Mag. Klaus Priechenfried - 27.2.2008 08:43

Rache ist süß, sagt der Volksmund. Und der Neurowissenschaftler gibt ihm recht. In einem Experiment zeigen de Quervain und seine Mitarbeiter: Bei einer Person, die das unfaire Verhalten einer anderen Person bestraft, wird im Gehirn (genau im dorsalen Teil des Striatums) ein Zellverband aktiviert, der sonst beim Verzehr von Süßspeisen reagiert! Es handelt sich um ein sogenanntes "Belohnungszentrum". Das Gehirn belohnt uns also, wenn wir einen Delinquenten bestrafen, und zwar so, wie es uns bei Aktivitäten belohnt, die unser Überleben sichern; zum Beispiel beim Verzehr von gehaltvollen Nahrungsmitteln.

Die Neurowissenschaftler sind erstaunt über dieses Ergebnis und vermuten nun, es handle sich um eine sozial sinnvolle Aktivität des Individuums, die das Zusammenleben in Gruppen unterstützt. Wir haben dadurch eine Motivation, auf unfaires Verhalten zu reagieren. Das schafft dem Aufbau und dem Erhalt eines gemeinsamen Wertesystems eine natürliche (man könnte auch sagen: triebhafte) Basis. So ist es uns nicht nur nicht egal, ob jemand anderer sich Werte verletzend verhält, wir investieren sogar Energie, um auf diese Verletzung zu reagieren. Das ist möglicherweise die biologisch-psychologische Basis von Legislative und Exekutive im Gehirn.

Das dorsale Striatum hat, wie alle Regionen des Gehirns, in denen emotional bedeutsame Vorgänge erzeugt und aufrecht erhalten werden, beim Menschen ein offenes Ende zur Großhirnrinde. Emotionen oder auch Affekte sind Erregungsmuster und -kreisläufe im Gehirn, die bei allen höheren Tieren komplexe Handlungsmuster aktivieren, die zum Überleben wichtig sind. Das „offene Ende“ zur Großhirnrinde, mit der bekanntlich gedacht wird, erlaubt den Menschen, diese Automatik einzubremsen und einer Prüfung zu unterziehen. So spüren wir zwar den „Alarm“ in uns beim Blick aus großer Höhe, aber - gesichert in einer Seilbahn etwa - können wir uns beruhigen und normal verhalten. Das richtige Zusammenspiel zwischen der Emotion und der rationalen Prüfung bringt die Qualität und die Bandbreite menschlichen Verhaltens hervor.

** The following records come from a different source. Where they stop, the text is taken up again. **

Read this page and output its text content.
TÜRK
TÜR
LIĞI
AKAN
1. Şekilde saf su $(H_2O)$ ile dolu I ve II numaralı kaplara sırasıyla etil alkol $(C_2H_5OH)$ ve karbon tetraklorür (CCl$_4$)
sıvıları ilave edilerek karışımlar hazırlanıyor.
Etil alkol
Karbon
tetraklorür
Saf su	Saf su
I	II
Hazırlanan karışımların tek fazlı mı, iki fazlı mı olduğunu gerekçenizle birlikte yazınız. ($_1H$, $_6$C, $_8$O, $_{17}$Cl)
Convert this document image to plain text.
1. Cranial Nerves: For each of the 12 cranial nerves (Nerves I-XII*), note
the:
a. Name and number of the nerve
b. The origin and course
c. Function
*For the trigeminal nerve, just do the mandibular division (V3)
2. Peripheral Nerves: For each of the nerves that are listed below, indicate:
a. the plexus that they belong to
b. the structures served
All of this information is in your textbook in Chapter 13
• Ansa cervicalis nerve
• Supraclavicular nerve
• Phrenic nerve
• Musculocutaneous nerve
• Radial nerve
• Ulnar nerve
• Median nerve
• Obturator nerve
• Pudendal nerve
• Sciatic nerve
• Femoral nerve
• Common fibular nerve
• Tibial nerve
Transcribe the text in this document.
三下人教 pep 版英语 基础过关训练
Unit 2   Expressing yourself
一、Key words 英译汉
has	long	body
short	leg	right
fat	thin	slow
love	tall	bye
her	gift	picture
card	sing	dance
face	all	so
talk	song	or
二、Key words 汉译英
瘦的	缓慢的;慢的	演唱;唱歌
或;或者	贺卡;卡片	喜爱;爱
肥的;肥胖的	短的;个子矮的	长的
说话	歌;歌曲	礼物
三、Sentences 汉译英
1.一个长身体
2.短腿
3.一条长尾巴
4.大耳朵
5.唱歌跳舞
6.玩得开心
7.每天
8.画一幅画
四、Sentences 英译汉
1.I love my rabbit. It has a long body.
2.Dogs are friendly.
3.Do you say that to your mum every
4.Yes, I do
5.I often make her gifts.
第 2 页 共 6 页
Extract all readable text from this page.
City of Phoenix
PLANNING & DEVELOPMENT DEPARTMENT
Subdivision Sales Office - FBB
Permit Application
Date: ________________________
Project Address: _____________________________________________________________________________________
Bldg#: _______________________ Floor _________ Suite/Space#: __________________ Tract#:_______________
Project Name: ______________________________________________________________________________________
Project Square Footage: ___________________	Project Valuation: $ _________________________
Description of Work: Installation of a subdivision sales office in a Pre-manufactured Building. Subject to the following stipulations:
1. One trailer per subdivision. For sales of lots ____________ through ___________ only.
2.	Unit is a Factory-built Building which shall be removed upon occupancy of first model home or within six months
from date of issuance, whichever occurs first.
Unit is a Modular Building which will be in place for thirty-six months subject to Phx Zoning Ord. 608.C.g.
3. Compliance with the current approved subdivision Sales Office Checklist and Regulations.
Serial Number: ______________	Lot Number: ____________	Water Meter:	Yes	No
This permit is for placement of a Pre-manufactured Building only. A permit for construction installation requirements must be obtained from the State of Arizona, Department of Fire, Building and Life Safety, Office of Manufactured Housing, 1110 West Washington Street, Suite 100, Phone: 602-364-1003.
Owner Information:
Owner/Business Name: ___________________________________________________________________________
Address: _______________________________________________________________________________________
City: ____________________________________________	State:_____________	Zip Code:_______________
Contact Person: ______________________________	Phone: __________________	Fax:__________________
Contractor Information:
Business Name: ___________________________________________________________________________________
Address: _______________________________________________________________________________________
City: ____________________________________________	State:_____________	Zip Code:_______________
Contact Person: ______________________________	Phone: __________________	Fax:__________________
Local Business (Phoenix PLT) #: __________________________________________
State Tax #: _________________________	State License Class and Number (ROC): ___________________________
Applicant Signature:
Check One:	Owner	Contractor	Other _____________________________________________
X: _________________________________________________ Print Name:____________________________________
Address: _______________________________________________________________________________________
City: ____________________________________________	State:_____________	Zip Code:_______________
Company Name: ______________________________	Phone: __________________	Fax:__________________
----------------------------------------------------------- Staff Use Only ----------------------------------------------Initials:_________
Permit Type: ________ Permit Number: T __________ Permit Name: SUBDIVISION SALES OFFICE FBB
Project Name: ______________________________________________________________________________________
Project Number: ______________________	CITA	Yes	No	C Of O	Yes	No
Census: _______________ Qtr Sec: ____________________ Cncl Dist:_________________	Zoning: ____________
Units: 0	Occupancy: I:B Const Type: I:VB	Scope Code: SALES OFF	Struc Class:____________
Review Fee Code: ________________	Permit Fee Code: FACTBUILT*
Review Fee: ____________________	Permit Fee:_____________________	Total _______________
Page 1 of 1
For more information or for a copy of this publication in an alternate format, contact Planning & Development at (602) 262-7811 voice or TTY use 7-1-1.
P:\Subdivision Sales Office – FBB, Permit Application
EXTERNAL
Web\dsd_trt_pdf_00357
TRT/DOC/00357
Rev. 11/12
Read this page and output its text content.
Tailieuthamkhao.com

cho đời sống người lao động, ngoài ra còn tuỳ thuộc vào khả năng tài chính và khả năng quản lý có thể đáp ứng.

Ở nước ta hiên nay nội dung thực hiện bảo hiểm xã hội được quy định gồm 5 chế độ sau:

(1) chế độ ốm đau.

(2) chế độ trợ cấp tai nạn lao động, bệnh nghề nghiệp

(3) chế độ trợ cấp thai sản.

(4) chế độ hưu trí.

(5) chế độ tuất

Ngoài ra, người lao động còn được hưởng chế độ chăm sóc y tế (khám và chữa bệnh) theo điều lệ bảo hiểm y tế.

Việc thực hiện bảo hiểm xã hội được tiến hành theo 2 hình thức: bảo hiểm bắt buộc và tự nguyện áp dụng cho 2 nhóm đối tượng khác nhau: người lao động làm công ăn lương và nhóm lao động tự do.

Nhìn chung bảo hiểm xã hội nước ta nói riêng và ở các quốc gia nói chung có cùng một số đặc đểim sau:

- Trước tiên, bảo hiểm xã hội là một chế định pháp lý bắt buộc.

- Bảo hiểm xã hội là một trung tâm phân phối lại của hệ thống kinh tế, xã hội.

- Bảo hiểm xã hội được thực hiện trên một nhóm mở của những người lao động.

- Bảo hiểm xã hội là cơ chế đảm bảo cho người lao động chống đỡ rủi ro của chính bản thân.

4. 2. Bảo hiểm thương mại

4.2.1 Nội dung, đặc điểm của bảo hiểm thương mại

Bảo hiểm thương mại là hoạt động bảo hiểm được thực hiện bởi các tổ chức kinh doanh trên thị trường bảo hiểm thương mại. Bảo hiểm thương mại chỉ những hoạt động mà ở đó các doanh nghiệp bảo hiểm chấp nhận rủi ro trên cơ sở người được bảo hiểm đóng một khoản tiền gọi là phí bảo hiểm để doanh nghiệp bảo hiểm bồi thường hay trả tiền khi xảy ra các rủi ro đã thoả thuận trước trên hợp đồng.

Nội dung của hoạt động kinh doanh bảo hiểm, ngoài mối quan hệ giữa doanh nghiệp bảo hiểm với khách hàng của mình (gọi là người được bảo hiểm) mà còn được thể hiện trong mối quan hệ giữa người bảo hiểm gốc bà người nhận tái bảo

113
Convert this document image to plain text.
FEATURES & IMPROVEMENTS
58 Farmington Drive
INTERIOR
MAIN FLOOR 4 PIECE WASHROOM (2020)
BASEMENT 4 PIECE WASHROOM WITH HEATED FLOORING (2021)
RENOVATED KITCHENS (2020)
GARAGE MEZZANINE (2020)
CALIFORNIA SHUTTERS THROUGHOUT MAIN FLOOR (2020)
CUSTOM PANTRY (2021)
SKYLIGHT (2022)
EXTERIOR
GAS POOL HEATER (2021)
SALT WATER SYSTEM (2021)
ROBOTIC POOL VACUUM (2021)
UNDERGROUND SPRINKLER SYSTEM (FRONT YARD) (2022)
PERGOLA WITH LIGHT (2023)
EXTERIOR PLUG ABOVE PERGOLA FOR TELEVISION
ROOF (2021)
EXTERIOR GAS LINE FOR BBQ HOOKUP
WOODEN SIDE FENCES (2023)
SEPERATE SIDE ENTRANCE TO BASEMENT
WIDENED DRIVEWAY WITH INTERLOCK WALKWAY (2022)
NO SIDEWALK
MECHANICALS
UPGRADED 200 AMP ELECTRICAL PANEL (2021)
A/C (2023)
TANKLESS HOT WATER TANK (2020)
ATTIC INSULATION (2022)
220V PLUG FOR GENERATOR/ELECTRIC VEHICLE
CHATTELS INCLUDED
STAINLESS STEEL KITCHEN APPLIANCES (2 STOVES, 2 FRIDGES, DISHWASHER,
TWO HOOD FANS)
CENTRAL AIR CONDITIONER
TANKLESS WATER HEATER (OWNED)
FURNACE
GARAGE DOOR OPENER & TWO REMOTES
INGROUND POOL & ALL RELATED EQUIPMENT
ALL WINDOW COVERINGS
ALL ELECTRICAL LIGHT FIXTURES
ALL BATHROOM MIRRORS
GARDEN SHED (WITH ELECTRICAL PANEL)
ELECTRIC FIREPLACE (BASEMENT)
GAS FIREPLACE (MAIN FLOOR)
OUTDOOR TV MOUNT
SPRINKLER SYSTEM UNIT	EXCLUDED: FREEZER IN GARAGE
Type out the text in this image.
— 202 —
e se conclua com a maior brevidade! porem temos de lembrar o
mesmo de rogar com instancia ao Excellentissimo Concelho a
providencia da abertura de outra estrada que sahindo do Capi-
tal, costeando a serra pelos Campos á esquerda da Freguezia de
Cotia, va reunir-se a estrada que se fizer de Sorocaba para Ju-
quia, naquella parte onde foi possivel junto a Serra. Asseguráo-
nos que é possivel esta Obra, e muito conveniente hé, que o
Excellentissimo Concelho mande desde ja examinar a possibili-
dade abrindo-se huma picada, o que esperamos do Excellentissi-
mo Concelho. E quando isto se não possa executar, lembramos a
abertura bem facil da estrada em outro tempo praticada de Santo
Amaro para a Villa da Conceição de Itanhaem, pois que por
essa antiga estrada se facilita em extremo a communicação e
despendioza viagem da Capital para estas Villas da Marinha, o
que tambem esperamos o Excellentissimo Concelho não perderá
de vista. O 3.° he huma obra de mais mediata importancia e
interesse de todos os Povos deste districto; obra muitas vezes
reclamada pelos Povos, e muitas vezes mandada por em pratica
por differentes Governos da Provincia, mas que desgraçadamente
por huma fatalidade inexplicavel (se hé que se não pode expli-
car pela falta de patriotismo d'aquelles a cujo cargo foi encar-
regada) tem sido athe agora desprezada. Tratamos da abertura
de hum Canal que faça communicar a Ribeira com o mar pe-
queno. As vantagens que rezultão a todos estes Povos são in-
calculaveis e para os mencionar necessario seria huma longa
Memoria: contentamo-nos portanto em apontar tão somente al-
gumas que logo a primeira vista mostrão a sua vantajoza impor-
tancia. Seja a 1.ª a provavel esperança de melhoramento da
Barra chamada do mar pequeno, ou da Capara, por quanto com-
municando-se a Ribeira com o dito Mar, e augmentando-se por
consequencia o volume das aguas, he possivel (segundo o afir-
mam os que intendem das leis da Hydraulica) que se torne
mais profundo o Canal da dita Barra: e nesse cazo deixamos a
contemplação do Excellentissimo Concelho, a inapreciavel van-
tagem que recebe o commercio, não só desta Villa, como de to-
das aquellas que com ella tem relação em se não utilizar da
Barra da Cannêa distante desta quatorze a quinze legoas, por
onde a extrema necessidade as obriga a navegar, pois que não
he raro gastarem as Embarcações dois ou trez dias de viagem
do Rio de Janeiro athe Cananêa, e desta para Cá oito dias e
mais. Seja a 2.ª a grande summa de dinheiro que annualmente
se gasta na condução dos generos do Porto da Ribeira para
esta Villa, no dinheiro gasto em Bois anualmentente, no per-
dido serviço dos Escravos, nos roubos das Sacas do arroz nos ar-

Die Geschichte der menschlichen Sozialsysteme könnte man lesen als eine Entwicklung dieses Zusammenspiels von der blinden Rache oder sehr häufigen sofortigen Genugtuung nach einer Straftat. Ich denke etwa an die Blutrache am Peloponnes, wo ich im Urlaub die Überreste der durch sie entstandenen Häuser gesehen habe: hohe bunkerförmige Gebilde, die die Menschen nur noch nachts zu verlassen wagten. Ich denke an die öffentliche Hinrichtung bis zum strengen Kerker und heute den sozialen Interventionen. Der Impuls, zu strafen, wurde im Lauf der Geschichte vom Großhirn immer besser auf seine langfristige Wirksamkeit hin abgestimmt.

Nichtsdestotrotz: Der Auslöser stammt aus dieser älteren Hirnregion und verursacht so, dass wir in die Reaktion auf die Straftat überhaupt Energie (Zeit, Geld, ...) investieren. Rache ist süß, und oft sind die ersten Meldungen aus den Medien auf ein Verbrechen sehr hungrig auf diesen Süßstoff, aber es ist wie bei allem Süßen: Man kriegt rasch zu viel davon und dann ist es ungesund. Unsere sozialkonstruktiven Interventionen sind vielleicht in unserem Striatum keine so guten Auslöser einer Belohnung mehr, sie bringen aber mehr Erfolg.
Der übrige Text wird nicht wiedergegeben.